Aggression: It should go without saying, but any dog showing aggression to dogs or people is probably not a good sports prospect. A few sports can be managed with dogs who are somewhat aggressive to dogs who get very close to them. But any sport is going to involve dogs at some distance and accidents can happen. Group stays in obedience strike fear into many handlers' hearts because of repeated incidents of one dog charging and harming or terrifying another. In agility, dogs must pass close to each other getting in and out of the ring. In flyball competition, there are eight highly aroused dogs in the ring during each race, passing each other inches apart, at high speeds, with toys and food in the environment. Sports have judges, stewards and other people who will have to be near the dog, and may have to touch the dog (obedience, measuring for various sports). It is grossly unfair to an obedience judge to have to examine a dog who bites her, and grossly unfair to that dog to be placed into a situation where he feels the need to bite the judge.
A dog who shows some resource guarding over food or high value chewables toward very nearby dogs or people may be successful at sports. This is quite a normal behavior, and it's not terribly hard to manage in sports training and competition environments. An adopter experienced with this type of behavior is preferable. Other types of aggression are going to be triggered in more critical and less manageable ways and should rule a dog out of consideration as a sports prospect.

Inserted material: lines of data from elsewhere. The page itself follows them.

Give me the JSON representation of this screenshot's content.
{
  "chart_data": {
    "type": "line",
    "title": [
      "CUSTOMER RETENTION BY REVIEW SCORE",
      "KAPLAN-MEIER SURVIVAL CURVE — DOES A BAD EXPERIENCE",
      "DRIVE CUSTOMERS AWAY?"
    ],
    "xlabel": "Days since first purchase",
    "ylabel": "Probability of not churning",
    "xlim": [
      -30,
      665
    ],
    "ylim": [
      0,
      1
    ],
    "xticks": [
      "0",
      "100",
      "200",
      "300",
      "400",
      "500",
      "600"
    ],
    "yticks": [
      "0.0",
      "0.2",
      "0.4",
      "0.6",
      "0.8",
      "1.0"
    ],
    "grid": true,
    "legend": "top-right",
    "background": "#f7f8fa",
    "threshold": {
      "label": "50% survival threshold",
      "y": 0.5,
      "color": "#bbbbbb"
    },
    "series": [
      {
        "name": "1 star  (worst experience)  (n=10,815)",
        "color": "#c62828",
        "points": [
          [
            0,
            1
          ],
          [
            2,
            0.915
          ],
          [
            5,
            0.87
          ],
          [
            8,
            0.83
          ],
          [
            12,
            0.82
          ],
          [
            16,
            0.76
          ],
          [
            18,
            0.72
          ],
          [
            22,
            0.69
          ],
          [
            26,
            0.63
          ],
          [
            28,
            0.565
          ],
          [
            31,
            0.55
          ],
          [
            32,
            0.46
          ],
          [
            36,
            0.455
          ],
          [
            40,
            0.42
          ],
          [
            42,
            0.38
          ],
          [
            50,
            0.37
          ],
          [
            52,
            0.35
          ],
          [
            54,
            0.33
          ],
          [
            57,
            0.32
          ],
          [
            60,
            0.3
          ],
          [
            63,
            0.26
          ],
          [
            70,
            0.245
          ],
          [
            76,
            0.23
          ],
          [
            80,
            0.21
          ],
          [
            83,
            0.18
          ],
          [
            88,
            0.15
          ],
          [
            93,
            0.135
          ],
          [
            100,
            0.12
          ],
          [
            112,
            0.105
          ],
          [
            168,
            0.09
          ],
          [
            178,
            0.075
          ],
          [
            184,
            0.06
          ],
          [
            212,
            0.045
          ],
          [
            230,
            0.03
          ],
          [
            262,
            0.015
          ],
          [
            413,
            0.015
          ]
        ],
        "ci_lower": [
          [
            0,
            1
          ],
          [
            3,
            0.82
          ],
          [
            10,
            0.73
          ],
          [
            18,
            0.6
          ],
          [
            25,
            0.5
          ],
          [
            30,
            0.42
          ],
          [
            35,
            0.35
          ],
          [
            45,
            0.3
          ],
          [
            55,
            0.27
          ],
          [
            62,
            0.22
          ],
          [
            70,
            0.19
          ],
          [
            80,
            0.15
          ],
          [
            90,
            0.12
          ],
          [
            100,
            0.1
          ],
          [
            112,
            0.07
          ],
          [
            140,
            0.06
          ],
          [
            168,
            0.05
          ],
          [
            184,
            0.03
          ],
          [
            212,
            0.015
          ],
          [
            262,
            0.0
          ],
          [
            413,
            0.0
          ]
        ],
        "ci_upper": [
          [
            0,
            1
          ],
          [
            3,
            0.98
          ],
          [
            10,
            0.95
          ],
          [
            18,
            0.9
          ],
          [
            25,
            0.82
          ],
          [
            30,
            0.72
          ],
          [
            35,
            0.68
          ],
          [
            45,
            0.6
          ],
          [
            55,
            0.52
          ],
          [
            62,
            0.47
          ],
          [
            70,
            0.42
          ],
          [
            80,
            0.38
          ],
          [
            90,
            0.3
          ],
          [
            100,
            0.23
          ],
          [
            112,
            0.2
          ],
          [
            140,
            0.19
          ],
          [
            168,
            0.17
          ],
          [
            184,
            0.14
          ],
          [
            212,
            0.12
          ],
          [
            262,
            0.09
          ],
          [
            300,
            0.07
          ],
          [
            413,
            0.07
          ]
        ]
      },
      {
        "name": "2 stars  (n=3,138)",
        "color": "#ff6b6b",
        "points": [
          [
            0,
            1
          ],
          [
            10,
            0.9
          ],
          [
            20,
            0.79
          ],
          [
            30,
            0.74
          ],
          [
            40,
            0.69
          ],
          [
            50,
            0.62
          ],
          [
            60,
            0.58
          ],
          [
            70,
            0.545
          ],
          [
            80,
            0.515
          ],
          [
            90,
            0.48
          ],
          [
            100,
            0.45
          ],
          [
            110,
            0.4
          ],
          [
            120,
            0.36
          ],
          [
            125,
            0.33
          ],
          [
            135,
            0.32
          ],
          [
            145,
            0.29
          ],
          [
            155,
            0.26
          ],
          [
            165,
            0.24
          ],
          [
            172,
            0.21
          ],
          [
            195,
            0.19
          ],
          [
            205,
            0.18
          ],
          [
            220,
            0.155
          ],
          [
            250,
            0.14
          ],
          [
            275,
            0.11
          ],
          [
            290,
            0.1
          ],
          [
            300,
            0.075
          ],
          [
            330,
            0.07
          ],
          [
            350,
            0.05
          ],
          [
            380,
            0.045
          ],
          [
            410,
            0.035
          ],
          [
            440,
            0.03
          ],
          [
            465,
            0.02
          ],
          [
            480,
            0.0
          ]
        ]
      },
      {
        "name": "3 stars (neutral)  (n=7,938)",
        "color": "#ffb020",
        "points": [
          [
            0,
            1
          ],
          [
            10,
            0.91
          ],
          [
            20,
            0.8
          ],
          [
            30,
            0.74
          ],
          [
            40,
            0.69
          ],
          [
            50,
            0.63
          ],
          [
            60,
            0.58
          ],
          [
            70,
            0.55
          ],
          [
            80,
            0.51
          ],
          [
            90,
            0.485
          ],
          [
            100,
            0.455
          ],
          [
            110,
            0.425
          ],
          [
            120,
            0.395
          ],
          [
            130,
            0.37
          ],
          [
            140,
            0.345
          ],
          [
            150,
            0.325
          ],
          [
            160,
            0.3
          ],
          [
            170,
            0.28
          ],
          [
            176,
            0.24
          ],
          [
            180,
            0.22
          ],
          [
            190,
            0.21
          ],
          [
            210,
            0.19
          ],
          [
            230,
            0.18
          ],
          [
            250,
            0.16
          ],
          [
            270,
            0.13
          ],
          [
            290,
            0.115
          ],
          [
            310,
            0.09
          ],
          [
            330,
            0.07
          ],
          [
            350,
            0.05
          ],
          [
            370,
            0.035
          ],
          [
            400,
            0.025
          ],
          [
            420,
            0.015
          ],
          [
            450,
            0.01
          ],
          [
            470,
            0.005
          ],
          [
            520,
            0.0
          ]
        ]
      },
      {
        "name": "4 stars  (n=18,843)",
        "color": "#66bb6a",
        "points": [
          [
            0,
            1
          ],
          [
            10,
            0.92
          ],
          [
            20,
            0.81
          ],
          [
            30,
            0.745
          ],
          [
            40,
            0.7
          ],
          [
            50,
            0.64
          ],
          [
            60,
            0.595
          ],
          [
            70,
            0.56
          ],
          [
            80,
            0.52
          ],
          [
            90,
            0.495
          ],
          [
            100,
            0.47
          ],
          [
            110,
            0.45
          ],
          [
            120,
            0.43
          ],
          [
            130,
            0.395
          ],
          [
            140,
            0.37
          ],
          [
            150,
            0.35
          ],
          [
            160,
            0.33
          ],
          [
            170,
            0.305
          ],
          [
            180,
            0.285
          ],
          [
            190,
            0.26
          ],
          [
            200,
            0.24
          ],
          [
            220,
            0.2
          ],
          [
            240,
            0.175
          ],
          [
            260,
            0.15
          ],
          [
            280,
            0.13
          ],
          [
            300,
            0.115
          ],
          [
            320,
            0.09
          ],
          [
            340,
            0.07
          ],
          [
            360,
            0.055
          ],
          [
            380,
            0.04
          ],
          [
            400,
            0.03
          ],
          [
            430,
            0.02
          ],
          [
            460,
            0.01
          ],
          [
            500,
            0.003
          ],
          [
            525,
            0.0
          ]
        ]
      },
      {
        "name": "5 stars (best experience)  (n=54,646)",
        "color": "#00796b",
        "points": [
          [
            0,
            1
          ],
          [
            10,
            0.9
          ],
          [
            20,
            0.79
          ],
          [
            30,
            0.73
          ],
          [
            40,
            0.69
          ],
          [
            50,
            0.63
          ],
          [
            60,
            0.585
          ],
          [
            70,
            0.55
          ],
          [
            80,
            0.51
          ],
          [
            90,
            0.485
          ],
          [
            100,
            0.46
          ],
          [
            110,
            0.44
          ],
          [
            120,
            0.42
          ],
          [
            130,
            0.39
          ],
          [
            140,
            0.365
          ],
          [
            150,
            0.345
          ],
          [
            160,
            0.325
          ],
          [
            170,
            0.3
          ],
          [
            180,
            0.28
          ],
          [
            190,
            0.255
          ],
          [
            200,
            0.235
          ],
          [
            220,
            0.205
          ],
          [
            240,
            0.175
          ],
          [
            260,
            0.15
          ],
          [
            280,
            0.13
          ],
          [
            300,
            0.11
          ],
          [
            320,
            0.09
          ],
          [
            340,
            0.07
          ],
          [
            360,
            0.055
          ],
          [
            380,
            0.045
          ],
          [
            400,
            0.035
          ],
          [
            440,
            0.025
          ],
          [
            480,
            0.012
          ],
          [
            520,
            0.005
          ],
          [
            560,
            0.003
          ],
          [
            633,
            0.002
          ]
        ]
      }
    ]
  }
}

In conclusion: I could tell a million stories like this one: I had a student in a behavior class, a retired gentleman who'd bought a dog of a sporty breed to learn agility with in his retirement. He had bought half the inventory of Clean Run in his enthusiasm for his new sport, and his dog was doing very well learning the obstacles. The problem? She was cautious of strange people and outright aggressive with dogs who got closer than about 30 feet. He was not in a position to get another dog and he was not going to euthanize this one, so he soldiered on. Unfair to the dog, sad for the owner. Shame on (in this case) the breeder who sold a fearfully aggressive puppy to someone she knew was counting on doing agility with this pup!
If you've gotten the impression that very few dogs are going to measure up as potential sports prospects and you're right. Again, sports handlers are looking for prospects, not projects. They can probably get what they want from a breeder, but some prefer, or are willing, to consider a second-hand dog if they can find what they want. Don't try to turn a sow's ear into a silk purse: you will lose credibility and alienate adopters. If you would like to try to market some dogs as sports prospects, consider (a) getting an outside pair of eyes to assess the dog physically and emotionally, (b) getting some decent video of the dog playing and moving, and (c) getting some quality "stacked shots" of the dog standing still. Remember that sports adopters have unusually specific requirements - much more so than most pet homes which need not be so picky about size, structure, or confident, drivey temperaments. There are some absolutely amazing rescued sports dogs out there. I hope you have the privilege of placing one soon.